The implication of a promise here finds support in many circumstances. The defendant gave an exclusive privilege. She was to have no right for at least a year to place her own indorsements or market her own designs except through the agency of the plaintiff. The acceptance of the exclusive agency was an assumption of its duties. (Citations omitted) We are not to suppose that one party was to be placed at the mercy of the other. (Citations omitted) Many other terms of the agreement point the same way. We are told at the outset by way of recital that:

"The said Otis F. Wood possesses a business organization adapted to the placing of such indorsements as the said Lucy, Lady Duff-Gordon, has approved."

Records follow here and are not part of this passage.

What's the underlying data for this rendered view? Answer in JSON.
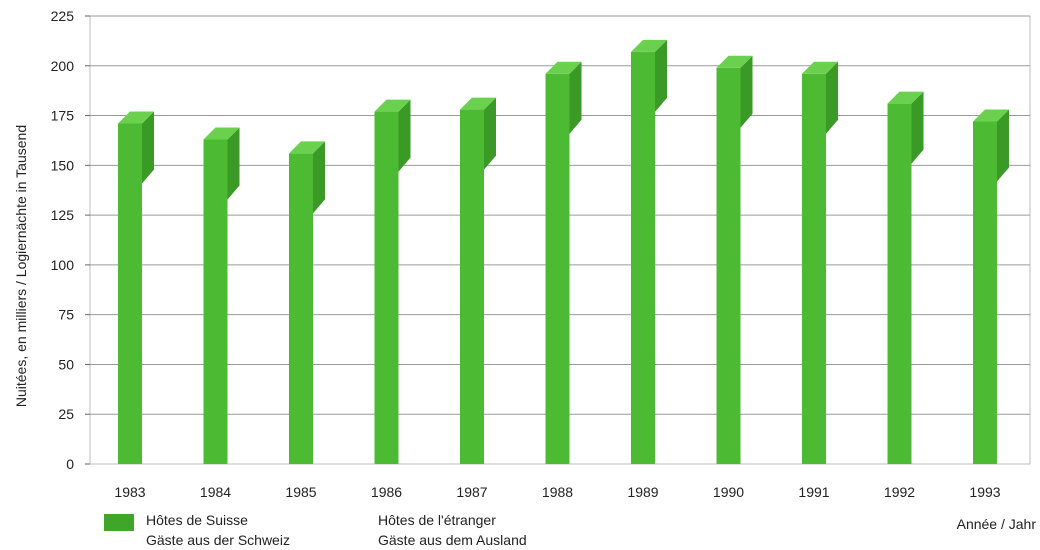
{
  "chart_data": {
    "type": "bar",
    "ylabel": "Nuitées, en milliers / Logiernächte in Tausend",
    "xlabel": "Année / Jahr",
    "ylim": [
      0,
      225
    ],
    "yticks": [
      0,
      25,
      50,
      75,
      100,
      125,
      150,
      175,
      200,
      225
    ],
    "grid": true,
    "categories": [
      "1983",
      "1984",
      "1985",
      "1986",
      "1987",
      "1988",
      "1989",
      "1990",
      "1991",
      "1992",
      "1993"
    ],
    "series": [
      {
        "name": "Hôtes de Suisse / Gäste aus der Schweiz",
        "values": [
          171,
          163,
          156,
          177,
          178,
          196,
          207,
          199,
          196,
          181,
          172
        ]
      }
    ],
    "legend": [
      {
        "line1": "Hôtes de Suisse",
        "line2": "Gäste aus der Schweiz",
        "color": "#3fa62a"
      },
      {
        "line1": "Hôtes de l'étranger",
        "line2": "Gäste aus dem Ausland",
        "color": "#ffffff"
      }
    ],
    "bar_color": "#4cbb33",
    "bar_shade_color": "#3a9a26",
    "bar_top_color": "#6cd04f"
  }
}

The implication is that the plaintiff's business organization will be used for the purpose for which it is adapted. But the terms of the defendant's compensation are even more significant. Her sole compensation for the grant of an exclusive agency is to be one-half of all the profits resulting from the plaintiff's efforts. Unless he gave his efforts, she could never get anything. Without an implied promise, the transaction cannot have such business "efficacy, as both parties must have intended that at all events it should have." Bowen, L.J., in The Moorcock, 14 P.D. 64, G8. But the contract does not stop there. The plaintiff goes on to promise that he will account monthly for all moneys received by him, and that he will take out all such patents and copyrights and trademarks as may in his judgment be necessary to protect the rights and articles affected by the agreement. It is true, of course, as the Appellate Division has said, that if he was under no duty to try to market designs or to place certificates of indorsement, his promise to account for profits or take out copyrights would be valueless. But in determining the intention of the parties the promise has a value. It helps to enforce the conclusion that the plaintiff had some duties. His promise to pay the defendant one-half of the profits and revenues resulting from the exclusive agency and to render accounts monthly was a promise to use reasonable efforts to bring profits and revenues into existence. For this conclusion the authorities are ample. . . .

The judgment of the Appellate Division should be reversed, and the order of the Special Term affirmed, with costs in the Appellate Division and in this court.